Guide to U.S. Native American Dollars

The Native American Dollar Program launched in 2009 to honor the contributions and accomplishments of Native Americans. The series features the obverse design from the previous Sacagawea Dollar series paired with an annually rotating reverse design. The coins were initially struck and released for general circulation, however from 2012 onward the coins have only been produced in the quantities necessary to fulfill demand from collectors.

Native American Dollar

The program was authorized under the Native American $1 Coin Act, signed into law by President George W. Bush on September 20, 2007. The Act required the Secretary of the Treasury to “mint and issue coins in commemoration of Native Americans and the important contributions made by Indian tribes and individual Native Americans to the development of the United States and the history of the United States.”

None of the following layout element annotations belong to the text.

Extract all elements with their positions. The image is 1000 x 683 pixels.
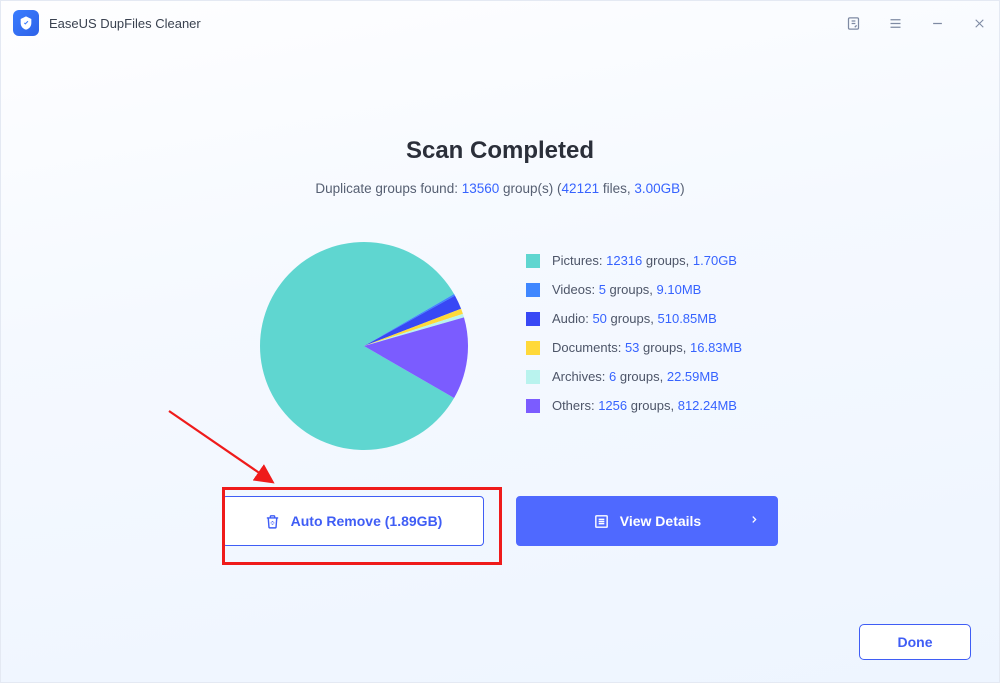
content-row: Pictures: 12316 groups, 1.70GB Videos: 5 … — [1, 240, 999, 452]
summary-tail: ) — [680, 181, 685, 196]
legend-text-others: Others: 1256 groups, 812.24MB — [552, 398, 737, 413]
legend-swatch-videos — [526, 283, 540, 297]
view-details-button[interactable]: View Details — [516, 496, 778, 546]
summary-prefix: Duplicate groups found: — [315, 181, 461, 196]
legend-text-archives: Archives: 6 groups, 22.59MB — [552, 369, 719, 384]
app-title: EaseUS DupFiles Cleaner — [49, 16, 201, 31]
legend-swatch-documents — [526, 341, 540, 355]
legend-swatch-others — [526, 399, 540, 413]
page-title: Scan Completed — [1, 137, 999, 165]
auto-remove-button[interactable]: Auto Remove (1.89GB) — [222, 496, 484, 546]
app-window: EaseUS DupFiles Cleaner Scan Completed D… — [0, 0, 1000, 683]
summary-size: 3.00GB — [634, 181, 680, 196]
summary-files: 42121 — [562, 181, 600, 196]
legend-swatch-pictures — [526, 254, 540, 268]
titlebar: EaseUS DupFiles Cleaner — [1, 1, 999, 45]
legend-text-documents: Documents: 53 groups, 16.83MB — [552, 340, 742, 355]
legend-row-documents: Documents: 53 groups, 16.83MB — [526, 333, 742, 362]
view-details-label: View Details — [620, 513, 701, 529]
done-label: Done — [898, 634, 933, 650]
legend-row-videos: Videos: 5 groups, 9.10MB — [526, 275, 742, 304]
feedback-icon[interactable] — [845, 15, 861, 31]
summary-groups-suffix: group(s) ( — [499, 181, 561, 196]
summary-files-suffix: files, — [599, 181, 634, 196]
legend-swatch-audio — [526, 312, 540, 326]
summary-groups: 13560 — [462, 181, 500, 196]
legend-row-audio: Audio: 50 groups, 510.85MB — [526, 304, 742, 333]
main-content: Scan Completed Duplicate groups found: 1… — [1, 45, 999, 682]
buttons-row: Auto Remove (1.89GB) View Details — [1, 496, 999, 546]
minimize-icon[interactable] — [929, 15, 945, 31]
legend-swatch-archives — [526, 370, 540, 384]
legend-text-audio: Audio: 50 groups, 510.85MB — [552, 311, 717, 326]
trash-icon — [264, 513, 281, 530]
auto-remove-label: Auto Remove (1.89GB) — [291, 513, 443, 529]
done-button[interactable]: Done — [859, 624, 971, 660]
chevron-right-icon — [749, 513, 759, 530]
legend-text-pictures: Pictures: 12316 groups, 1.70GB — [552, 253, 737, 268]
legend-row-others: Others: 1256 groups, 812.24MB — [526, 391, 742, 420]
titlebar-controls — [845, 15, 987, 31]
summary-line: Duplicate groups found: 13560 group(s) (… — [1, 181, 999, 196]
app-logo-icon — [13, 10, 39, 36]
menu-icon[interactable] — [887, 15, 903, 31]
pie-chart — [258, 240, 470, 452]
legend-text-videos: Videos: 5 groups, 9.10MB — [552, 282, 701, 297]
close-icon[interactable] — [971, 15, 987, 31]
legend-row-pictures: Pictures: 12316 groups, 1.70GB — [526, 246, 742, 275]
legend: Pictures: 12316 groups, 1.70GB Videos: 5 … — [526, 240, 742, 420]
list-icon — [593, 513, 610, 530]
legend-row-archives: Archives: 6 groups, 22.59MB — [526, 362, 742, 391]
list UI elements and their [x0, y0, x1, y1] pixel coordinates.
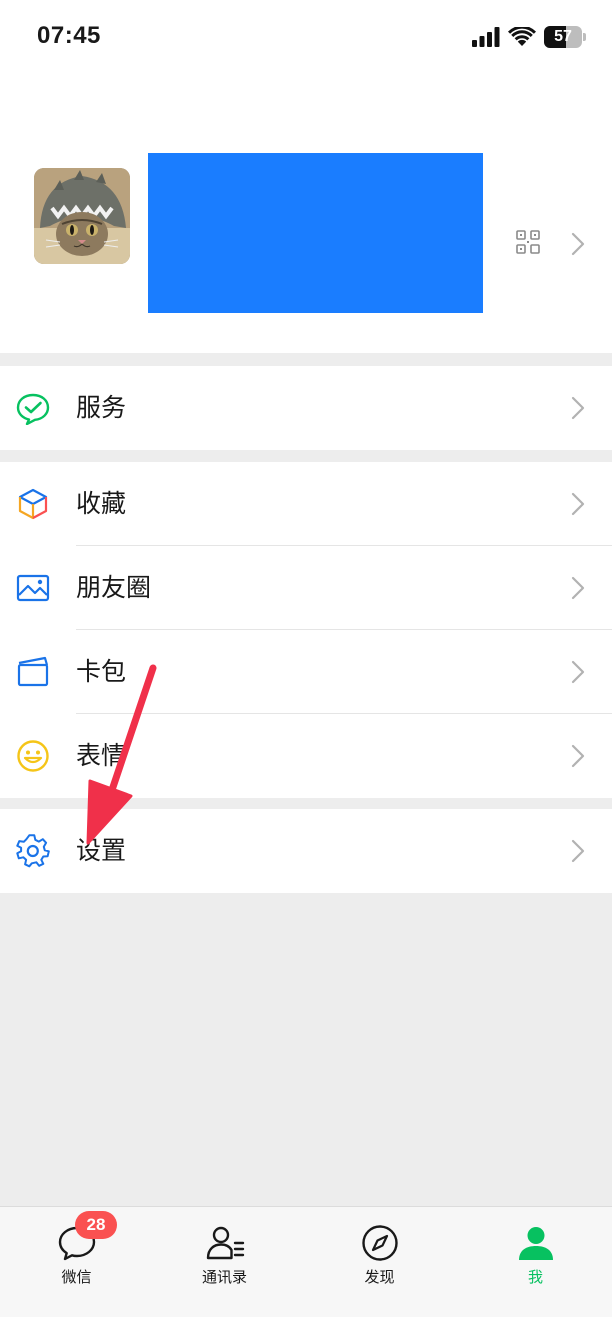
menu-item-services[interactable]: 服务 [0, 366, 612, 450]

The obverse of each coin features the portrait of Sacagawea and her child Jean Baptiste Charbonneau. This design was created by Glenna Goodacre and used for the prior Sacagawea Dollar series. The inscription LIBERTY appears above, with the motto IN GOD WE TRUST in the left field. The date and mint mark were moved from their previous position in the right field to the edge of the coin.

The reverse of each coin carries a design emblematic of one important Native American or Native American contribution. The specific themes as well as the actual designs are selected by the Secretary of the Treasury following consultation with the Committee on Indian Affairs of the Senate, the Congressional Native American Caucus of the House of Representatives, the Commission of Fine Arts, the National Congress of American Indians, and review by the Citizens Coinage Advisory Committee. The required reverse inscriptions are UNITED STATES OF AMERICA and the denomination expressed as “$1”.

The following design themes have been chosen for the program:

  • 2009: Agriculture and Three Sisters Method of Planting
  • 2010: Government and the Great Tree of Peace
  • 2011: Diplomacy Treaties with Tribal Nations
  • 2012: Trade Routes in the 17th Century
  • 2013: Delaware Treaty of 1778
  • 2014: Native Hospitality and the Lewis and Clark Expedition
  • 2015: Mohawk Ironworkers
  • 2016: Native American Code Talkers of World War I and World War II
  • 2017: Sequoyah, Inventor of the Cherokee Syllabary
  • 2018: Jim Thorpe
  • 2019: American Indians in the Space Program
  • 2020: Elizabeth Peratrovich and Alaska’s Anti-Discrimination Law
  • 2021: Native Americans in the U.S. Military

For the initial years of the series, the Native American Dollars were issued alongside the Presidential Dollars, which featured four different designs per year honoring the former Presidents of the United States. Legislation required that at least 20% of all dollar coins produced each year must carry the Native American Dollar designs. This requirement resulted in relatively high mintages from 2009 to 2011 and then minimal production from 2012 to present when dollar coins were struck only for numismatic purposes.